Sobre la base general de la capacidad para ser parte, el ATUP especifica más en concreto quién puede ser parte actora de las distintas acciones que se pueden entablar ante el Tribunal unificado de patentes.  

3.1. La legitimación del titular del derecho  

En primer lugar, el Acuerdo se ocupa de establecer que el titular de una patente podrá ejercitar acciones ante el Tribunal (art. 47.1 ATUP). Obviamente, habrá que entender que igual legitimación le corresponde al titular de un certificado complementario de protección de medicamento o de un certificado complementario de protección de productos fitosanitarios que tenga como patente de base una patente europea con efecto unitario o una patente europea. Porque las acciones cuyo conocimiento compete en exclusiva al Tribunal unificado de patentes no se limitan únicamente a las acciones referentes a patentes.

De este modo, el titular de estos derechos de propiedad industrial (patente europea con efecto unitario, patente europea sin efecto unitario, certificados complementarios de protección concedidos sobre la base de estas patentes) podrá ejercitar ante el TUP las distintas acciones para las que éste tiene competencia exclusiva (y en relación con las cuales tenga sentido la acción por el titular, quedando obviamente fuera acciones como la declarativa negativa de infracción, la acción de nulidad o la acción relativa al uso de la invención anterior a la concesión de la patente o al derecho fundado en una utilización anterior de la invención).  
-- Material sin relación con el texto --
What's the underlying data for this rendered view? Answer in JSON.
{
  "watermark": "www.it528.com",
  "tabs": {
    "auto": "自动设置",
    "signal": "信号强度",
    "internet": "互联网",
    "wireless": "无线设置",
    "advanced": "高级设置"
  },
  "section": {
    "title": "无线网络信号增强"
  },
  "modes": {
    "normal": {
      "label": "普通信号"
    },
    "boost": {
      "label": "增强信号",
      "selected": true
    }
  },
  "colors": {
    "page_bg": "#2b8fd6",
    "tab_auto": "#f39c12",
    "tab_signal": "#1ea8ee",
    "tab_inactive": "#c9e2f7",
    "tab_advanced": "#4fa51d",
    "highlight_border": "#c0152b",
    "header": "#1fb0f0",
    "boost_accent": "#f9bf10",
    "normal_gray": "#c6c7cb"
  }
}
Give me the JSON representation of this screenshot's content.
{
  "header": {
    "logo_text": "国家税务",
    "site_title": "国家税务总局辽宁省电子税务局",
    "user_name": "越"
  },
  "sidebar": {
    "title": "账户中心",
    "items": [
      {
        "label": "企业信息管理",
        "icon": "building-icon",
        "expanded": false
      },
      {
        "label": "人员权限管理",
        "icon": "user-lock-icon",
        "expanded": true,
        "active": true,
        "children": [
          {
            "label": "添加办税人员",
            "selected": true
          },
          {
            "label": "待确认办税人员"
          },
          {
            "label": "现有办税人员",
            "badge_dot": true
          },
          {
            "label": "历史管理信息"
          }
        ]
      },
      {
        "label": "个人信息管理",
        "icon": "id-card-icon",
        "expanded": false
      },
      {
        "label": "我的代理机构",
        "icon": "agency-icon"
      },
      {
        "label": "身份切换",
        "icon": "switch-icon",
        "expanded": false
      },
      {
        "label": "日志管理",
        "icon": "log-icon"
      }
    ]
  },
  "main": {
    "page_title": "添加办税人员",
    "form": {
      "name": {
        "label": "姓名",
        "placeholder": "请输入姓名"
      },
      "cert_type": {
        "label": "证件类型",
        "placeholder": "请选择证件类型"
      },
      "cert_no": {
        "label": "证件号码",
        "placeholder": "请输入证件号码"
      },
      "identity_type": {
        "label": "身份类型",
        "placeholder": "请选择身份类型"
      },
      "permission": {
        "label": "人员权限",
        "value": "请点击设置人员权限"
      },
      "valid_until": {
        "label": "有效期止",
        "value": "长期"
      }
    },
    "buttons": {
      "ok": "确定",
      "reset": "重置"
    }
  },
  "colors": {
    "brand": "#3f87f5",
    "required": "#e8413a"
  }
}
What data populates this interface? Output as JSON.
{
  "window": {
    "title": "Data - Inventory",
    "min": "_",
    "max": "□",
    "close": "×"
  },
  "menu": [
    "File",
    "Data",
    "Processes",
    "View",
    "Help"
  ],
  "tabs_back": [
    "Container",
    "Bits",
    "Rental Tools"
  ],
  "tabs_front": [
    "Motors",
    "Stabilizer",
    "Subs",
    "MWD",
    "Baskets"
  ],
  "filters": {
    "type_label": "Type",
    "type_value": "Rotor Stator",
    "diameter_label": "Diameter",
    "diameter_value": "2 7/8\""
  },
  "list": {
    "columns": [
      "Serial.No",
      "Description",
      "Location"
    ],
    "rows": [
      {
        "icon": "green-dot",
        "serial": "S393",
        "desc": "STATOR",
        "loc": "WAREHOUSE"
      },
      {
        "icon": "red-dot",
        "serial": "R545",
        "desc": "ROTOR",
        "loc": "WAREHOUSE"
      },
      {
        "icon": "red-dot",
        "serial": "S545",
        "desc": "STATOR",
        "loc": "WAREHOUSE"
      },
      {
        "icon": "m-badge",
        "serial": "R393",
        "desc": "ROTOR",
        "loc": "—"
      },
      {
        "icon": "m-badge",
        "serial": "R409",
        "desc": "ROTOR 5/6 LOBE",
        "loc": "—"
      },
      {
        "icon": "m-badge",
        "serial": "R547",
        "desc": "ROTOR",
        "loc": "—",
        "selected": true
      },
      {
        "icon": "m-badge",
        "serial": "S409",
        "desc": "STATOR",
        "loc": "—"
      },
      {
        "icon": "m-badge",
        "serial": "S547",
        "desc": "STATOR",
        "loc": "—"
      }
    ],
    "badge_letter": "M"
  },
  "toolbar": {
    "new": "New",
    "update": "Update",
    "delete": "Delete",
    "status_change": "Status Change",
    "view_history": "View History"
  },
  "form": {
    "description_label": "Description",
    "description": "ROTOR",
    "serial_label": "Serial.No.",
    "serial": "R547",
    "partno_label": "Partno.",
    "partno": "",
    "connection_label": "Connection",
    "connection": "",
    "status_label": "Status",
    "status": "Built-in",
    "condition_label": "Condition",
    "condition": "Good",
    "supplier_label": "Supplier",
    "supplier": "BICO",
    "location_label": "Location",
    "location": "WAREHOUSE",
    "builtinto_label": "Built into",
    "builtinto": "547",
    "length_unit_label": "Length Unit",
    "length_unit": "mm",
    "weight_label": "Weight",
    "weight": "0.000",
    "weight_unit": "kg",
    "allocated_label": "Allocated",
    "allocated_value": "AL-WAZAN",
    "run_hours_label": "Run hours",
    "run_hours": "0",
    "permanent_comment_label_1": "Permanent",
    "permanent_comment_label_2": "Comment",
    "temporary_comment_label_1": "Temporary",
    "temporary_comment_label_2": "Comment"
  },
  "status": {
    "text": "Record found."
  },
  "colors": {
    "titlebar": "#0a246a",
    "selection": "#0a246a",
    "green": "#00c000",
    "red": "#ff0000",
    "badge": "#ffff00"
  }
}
3.2. La legitimación del licenciatario

Por lo que respecta a la legitimación de los licenciatarios de patentes o de certificados complementarios de protección, el Acuerdo distingue según se trate de licenciatarios exclusivos o no.  

En el caso del licenciatario exclusivo, se le reconoce la posibilidad de ejercitar acciones ante el Tribunal, “de igual manera que el titular de la patente”, siempre que éste reciba un aviso previo. No obstante, el Acuerdo no especifica cómo debe realizarse ese aviso previo, por lo que bastará cualquier medio con el que pueda acreditarse que se ha llevado a cabo, en caso de discusión al respecto.  

Esta legitimación activa del licenciatario exclusivo es, con todo, susceptible de ser eliminada por acuerdo de las partes en el contrato de licencia, previendo que sea el titular del derecho el único que pueda entablar las correspondientes acciones en defensa del derecho.  

A diferencia de lo que sucede con el licenciatario exclusivo (al que el Acuerdo reconoce la legitimación activa, salvo pacto en contrario), cuando se trata de un licenciatario no exclusivo, el Acuerdo le niega dicha legitimación, salvo que expresamente se le reconozca en el acuerdo de licencia (debiendo en todo caso el licenciatario comunicar previamente el ejercicio de las acciones al titular del derecho).  

En cualquiera de los casos en que un licenciatario entable acciones ante el Tribunal, el titular del derecho podrá adherirse a la acción. Ahora bien, si el titular de la patente no ejercita esta facultad de adhesión y por lo tanto la acción por violación de la patente es ejercitada únicamente por el licenciatario (exclusivo o no), la parte demandada no podrá ejercitar una acción reconvencional de nulidad. Así lo dispone –claramente y sin margen para cualquier otro tipo de interpretación- el apartado 5 del art. 47 el ATUP, que tan sólo deja abierta la posibilidad de entablar una demanda de nulidad contra el titular de la patente ante la División central del TPI. (“La validez de una patente no podrá ser impugnada en una acción por violación de patente ejercitada por el titular de una licencia cuando el titular de la patente no participe en el procedimiento. La parte en la acción por violación de patente que desee impugnar la validez de una patente deberá ejercitar una acción contra su titular”).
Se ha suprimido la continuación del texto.